To read this book is to lose one's sense of the hero whose name graces a street in perhaps every major Philippine town - a loss that some Filipinos understandably resist. In this, May has set himself up for attack and marginalization from portions of the academic community in the Philippines. Publication of this book resulted in an uproar in the Philippine popular press. Both May and his critics contributed lengthy articles to the "Lifestyle" section of The Philippine Daily Inquirer. On 5 May 1997, the Inquirer published: "The ugly American returns -- 'Historian' savages Bonifacio and provokes Filipino scholars." Glenn May responded on 19 and 26 May 1997: "Author says he is not questioning Bonifacio's heroism -- but historians' methodology." While it is refreshing to see academic work debated in the media, the tenor of this exchange reveals the difficult postcolonial terrain that contemporary historians working in area studies must negotiate.

Perhaps the mud-slinging would abate if the focus shifted beyond standards of historical argument toward the social work done by biographical details on heroes?

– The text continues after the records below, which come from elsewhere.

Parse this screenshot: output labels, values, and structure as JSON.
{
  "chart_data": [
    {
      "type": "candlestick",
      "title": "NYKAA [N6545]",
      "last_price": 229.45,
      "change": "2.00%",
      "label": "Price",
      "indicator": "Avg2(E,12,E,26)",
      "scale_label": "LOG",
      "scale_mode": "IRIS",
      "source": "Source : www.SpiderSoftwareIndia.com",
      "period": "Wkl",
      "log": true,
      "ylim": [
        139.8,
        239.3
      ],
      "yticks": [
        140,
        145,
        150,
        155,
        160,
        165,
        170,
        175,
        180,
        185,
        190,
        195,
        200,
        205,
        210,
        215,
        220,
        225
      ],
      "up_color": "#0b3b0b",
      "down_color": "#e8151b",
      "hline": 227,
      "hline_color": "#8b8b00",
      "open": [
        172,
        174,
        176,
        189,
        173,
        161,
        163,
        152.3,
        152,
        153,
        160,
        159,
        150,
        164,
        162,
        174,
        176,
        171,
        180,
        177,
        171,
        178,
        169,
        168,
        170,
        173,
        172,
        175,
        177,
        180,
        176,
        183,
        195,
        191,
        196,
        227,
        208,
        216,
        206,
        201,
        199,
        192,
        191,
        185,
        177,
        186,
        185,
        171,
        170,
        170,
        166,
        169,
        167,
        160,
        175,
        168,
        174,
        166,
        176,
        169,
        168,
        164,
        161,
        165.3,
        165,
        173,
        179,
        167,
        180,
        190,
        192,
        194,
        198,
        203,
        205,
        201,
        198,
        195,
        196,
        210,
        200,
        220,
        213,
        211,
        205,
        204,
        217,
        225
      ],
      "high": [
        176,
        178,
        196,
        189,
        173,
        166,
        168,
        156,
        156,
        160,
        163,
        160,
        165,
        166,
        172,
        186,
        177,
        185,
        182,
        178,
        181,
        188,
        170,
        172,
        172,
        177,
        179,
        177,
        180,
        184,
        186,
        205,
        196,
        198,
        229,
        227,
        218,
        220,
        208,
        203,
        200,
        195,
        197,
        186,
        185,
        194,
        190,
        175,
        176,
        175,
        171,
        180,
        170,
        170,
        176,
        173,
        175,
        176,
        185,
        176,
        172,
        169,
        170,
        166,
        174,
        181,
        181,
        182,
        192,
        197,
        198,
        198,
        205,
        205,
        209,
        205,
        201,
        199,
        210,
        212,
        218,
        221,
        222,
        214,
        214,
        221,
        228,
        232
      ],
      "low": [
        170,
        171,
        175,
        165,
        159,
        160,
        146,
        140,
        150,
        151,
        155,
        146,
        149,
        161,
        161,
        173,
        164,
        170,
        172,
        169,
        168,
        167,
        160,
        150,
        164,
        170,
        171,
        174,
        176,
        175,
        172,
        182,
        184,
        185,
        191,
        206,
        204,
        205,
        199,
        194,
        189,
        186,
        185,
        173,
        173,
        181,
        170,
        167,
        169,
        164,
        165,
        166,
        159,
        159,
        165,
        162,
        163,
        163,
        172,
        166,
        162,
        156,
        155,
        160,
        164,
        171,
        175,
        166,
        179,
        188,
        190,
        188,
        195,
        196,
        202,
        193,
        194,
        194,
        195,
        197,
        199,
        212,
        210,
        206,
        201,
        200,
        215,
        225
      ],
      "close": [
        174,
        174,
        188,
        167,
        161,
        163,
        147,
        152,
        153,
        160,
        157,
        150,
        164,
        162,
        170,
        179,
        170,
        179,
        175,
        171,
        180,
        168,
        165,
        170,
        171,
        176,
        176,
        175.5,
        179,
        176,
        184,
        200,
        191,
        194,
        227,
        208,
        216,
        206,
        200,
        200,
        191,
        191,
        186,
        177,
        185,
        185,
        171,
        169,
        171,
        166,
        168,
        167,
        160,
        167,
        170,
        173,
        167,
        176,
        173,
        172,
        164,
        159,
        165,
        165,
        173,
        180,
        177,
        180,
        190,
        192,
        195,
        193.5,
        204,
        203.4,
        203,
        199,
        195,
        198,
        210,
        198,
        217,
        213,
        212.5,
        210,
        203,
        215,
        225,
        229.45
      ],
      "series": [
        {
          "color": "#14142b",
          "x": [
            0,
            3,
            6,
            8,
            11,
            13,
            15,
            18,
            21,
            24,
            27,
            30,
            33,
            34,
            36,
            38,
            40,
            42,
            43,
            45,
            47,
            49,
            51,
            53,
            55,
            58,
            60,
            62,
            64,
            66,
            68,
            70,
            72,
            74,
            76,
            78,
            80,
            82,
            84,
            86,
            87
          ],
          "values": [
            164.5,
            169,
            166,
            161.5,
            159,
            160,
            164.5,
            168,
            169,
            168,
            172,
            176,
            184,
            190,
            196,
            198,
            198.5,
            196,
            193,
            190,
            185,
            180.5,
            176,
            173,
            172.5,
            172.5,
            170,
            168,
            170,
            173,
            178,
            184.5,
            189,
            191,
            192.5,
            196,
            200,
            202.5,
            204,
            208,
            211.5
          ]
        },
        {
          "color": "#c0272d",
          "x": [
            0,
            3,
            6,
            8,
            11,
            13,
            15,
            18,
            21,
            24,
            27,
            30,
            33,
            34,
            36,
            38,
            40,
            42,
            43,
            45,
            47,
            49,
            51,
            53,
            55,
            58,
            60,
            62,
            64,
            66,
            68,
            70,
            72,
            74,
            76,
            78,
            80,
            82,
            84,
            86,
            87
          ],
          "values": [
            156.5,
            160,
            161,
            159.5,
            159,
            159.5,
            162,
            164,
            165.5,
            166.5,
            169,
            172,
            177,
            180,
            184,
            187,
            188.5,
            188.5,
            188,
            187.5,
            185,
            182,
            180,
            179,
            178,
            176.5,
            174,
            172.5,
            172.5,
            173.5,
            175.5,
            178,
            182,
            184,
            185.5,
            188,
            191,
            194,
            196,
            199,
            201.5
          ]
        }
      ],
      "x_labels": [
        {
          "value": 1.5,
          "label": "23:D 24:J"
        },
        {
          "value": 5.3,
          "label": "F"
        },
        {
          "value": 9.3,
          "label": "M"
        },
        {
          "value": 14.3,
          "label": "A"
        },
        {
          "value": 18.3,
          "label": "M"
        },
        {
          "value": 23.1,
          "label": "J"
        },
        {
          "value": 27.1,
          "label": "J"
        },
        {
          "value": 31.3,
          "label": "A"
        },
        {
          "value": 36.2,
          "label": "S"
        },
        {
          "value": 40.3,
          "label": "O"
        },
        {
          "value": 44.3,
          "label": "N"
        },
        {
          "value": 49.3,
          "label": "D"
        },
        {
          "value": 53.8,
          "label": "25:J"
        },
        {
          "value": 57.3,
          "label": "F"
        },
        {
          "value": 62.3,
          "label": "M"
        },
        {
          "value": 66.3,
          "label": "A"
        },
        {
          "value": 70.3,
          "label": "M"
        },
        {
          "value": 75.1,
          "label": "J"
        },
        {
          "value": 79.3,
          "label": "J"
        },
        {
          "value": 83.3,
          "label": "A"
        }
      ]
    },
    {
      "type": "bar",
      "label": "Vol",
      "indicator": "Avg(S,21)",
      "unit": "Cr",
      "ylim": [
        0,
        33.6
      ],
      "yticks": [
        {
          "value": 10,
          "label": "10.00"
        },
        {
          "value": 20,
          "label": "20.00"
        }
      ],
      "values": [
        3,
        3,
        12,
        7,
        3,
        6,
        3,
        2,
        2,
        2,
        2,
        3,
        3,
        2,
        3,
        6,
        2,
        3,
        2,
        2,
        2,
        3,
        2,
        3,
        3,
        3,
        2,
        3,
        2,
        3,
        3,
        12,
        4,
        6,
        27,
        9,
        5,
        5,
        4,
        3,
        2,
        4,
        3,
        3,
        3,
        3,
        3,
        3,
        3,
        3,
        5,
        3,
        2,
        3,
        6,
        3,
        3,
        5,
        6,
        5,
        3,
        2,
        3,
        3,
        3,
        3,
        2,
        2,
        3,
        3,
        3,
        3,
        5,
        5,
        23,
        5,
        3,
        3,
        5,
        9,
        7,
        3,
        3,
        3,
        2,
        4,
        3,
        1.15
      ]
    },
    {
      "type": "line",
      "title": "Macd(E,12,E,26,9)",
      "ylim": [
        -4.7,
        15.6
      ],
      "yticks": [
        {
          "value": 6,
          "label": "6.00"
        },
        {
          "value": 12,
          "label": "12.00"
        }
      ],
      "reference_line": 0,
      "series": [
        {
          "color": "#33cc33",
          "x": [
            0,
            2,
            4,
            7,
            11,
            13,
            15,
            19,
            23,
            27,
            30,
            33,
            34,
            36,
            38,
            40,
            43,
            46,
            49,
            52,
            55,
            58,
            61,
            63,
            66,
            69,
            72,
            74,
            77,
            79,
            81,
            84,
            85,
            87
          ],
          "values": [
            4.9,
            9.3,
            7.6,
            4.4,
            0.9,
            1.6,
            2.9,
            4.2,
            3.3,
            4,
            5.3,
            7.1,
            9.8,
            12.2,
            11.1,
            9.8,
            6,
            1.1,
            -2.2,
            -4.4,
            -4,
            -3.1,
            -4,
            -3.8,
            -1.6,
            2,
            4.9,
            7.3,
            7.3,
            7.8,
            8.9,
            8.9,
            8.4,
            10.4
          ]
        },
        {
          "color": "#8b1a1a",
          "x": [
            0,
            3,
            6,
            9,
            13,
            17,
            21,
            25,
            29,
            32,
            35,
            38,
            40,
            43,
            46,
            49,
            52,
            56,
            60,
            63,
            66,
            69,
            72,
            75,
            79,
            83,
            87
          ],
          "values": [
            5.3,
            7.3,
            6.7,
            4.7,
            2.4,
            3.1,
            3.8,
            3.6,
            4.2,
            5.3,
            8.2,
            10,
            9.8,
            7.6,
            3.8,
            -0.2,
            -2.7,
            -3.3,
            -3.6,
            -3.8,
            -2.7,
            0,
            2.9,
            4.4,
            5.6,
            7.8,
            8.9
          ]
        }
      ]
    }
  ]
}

May provides a few cursory suggestions as to why such works of imagination were required in the production of Philippine history. He does not explain why these images -- that Bonifacio read Hugo, for instance -- would be cherished and promulgated by certain Filipino nationalists. What social need would Valenzuela have met in inventing such details for "the record"? Anticipating his critics at the end of the book, May claims we all have a deeply felt need for heroes (pp. 165-66). Others following this American-Filipino debate may be just as bewildered that this assertion goes uninterrogated, particularly by May himself. Where, when and within whom does this putative need originate?

This book is clearly an important contribution to debate, scholarly and otherwise, on the importance of historical narratives, their heroes and the work of historians themselves within nationalist projects. It will surely provide provocative questions for decades of future research.